City-produced summaries and local coverage show the program has generated sizable numbers. Inside San Diego reports that 6,746 homes have been permitted since 2023, with 2,148 completed and open, 2,205 under construction and 2,393 still moving through the review pipeline. Those figures were compiled, shared widely this week and amplified by the mayor’s post embedded above. City officials say the goal is to shrink the gap between approval and groundbreaking so projects move from paper to plywood more quickly.

Permits don’t always mean finished units

Permits are a critical early milestone, but approvals alone do not guarantee fast move-ins. Projects still have to secure financing, line up contractors, navigate material costs and make it through inspections before anyone gets keys. Local reporting and data indicate that San Diego continues to face serious affordability and production challenges even as permit review speeds improve. Axios recently underscored how few listings in the region are affordable to median earners. That mismatch means the city still needs steady construction, available labor and reliable funding to turn fast approvals into actual, occupied homes.

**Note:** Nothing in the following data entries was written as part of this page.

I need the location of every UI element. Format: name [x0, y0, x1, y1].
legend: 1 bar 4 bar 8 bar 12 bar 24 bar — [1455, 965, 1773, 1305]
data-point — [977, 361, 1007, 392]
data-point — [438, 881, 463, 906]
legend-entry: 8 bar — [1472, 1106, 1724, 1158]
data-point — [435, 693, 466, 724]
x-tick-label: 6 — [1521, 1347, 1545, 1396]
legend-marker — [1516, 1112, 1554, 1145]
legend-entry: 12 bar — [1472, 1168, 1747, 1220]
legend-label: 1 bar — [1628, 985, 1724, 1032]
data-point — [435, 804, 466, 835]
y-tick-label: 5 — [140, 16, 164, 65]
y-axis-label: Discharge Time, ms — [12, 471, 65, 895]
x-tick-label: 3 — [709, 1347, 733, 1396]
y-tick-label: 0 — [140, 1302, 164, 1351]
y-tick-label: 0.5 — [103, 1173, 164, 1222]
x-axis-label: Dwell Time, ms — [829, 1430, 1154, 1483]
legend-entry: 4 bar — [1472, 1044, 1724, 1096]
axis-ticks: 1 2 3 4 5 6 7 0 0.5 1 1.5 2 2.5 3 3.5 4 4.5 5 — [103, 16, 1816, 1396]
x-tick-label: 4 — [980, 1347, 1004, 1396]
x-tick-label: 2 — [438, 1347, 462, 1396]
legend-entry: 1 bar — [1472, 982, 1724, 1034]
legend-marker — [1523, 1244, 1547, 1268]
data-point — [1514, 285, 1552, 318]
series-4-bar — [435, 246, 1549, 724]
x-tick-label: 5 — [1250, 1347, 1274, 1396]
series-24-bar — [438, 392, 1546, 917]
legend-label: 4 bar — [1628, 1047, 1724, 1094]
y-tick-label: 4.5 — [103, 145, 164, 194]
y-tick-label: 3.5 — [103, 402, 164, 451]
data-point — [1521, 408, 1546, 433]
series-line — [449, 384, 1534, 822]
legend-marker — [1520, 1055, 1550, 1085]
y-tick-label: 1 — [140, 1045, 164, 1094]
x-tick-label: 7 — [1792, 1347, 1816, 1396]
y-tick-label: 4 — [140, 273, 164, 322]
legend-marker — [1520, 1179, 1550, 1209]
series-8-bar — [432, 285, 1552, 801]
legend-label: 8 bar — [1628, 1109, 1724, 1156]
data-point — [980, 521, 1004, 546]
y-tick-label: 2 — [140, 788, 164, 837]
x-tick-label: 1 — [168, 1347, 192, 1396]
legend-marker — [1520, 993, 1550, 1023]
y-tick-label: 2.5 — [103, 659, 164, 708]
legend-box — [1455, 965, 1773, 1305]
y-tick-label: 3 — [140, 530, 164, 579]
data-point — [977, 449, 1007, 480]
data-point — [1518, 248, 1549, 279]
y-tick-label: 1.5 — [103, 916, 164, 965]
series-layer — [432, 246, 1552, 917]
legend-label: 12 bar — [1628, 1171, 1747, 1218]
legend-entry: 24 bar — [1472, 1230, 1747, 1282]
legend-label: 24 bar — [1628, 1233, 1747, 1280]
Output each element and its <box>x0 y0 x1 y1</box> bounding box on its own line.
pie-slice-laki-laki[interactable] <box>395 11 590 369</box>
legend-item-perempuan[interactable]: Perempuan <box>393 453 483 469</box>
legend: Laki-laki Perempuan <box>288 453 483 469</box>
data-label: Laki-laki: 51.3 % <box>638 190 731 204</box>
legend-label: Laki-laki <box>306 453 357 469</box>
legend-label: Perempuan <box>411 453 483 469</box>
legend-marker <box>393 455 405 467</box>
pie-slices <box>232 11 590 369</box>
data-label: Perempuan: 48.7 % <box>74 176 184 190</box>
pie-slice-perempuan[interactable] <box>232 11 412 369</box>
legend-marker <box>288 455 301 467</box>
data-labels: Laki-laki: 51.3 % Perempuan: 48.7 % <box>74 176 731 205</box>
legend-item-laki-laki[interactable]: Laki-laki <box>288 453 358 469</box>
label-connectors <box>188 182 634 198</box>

Local projects show the process can work

Several recent openings and groundbreakings suggest the fast-track approach can translate into real buildings. Terrasini, a 95‑unit senior community, opened in March, and larger complexes have used the same pipeline to speed review. Hoodline has covered similar efforts, including the Harrington Heights grand opening, where city partners credited expedited permitting as one factor in the project’s timeline. Developers and advocates say faster reviews make San Diego a more appealing place to propose affordable projects, but they also note that permitting is just one link in a long development chain.

The city’s latest counts offer a concrete sign of forward motion in a region that has wrestled with housing supply and affordability for years. The real test will come as those 6,746 permitted homes either stall or make it all the way to completion, financing and full occupancy in the months and years ahead.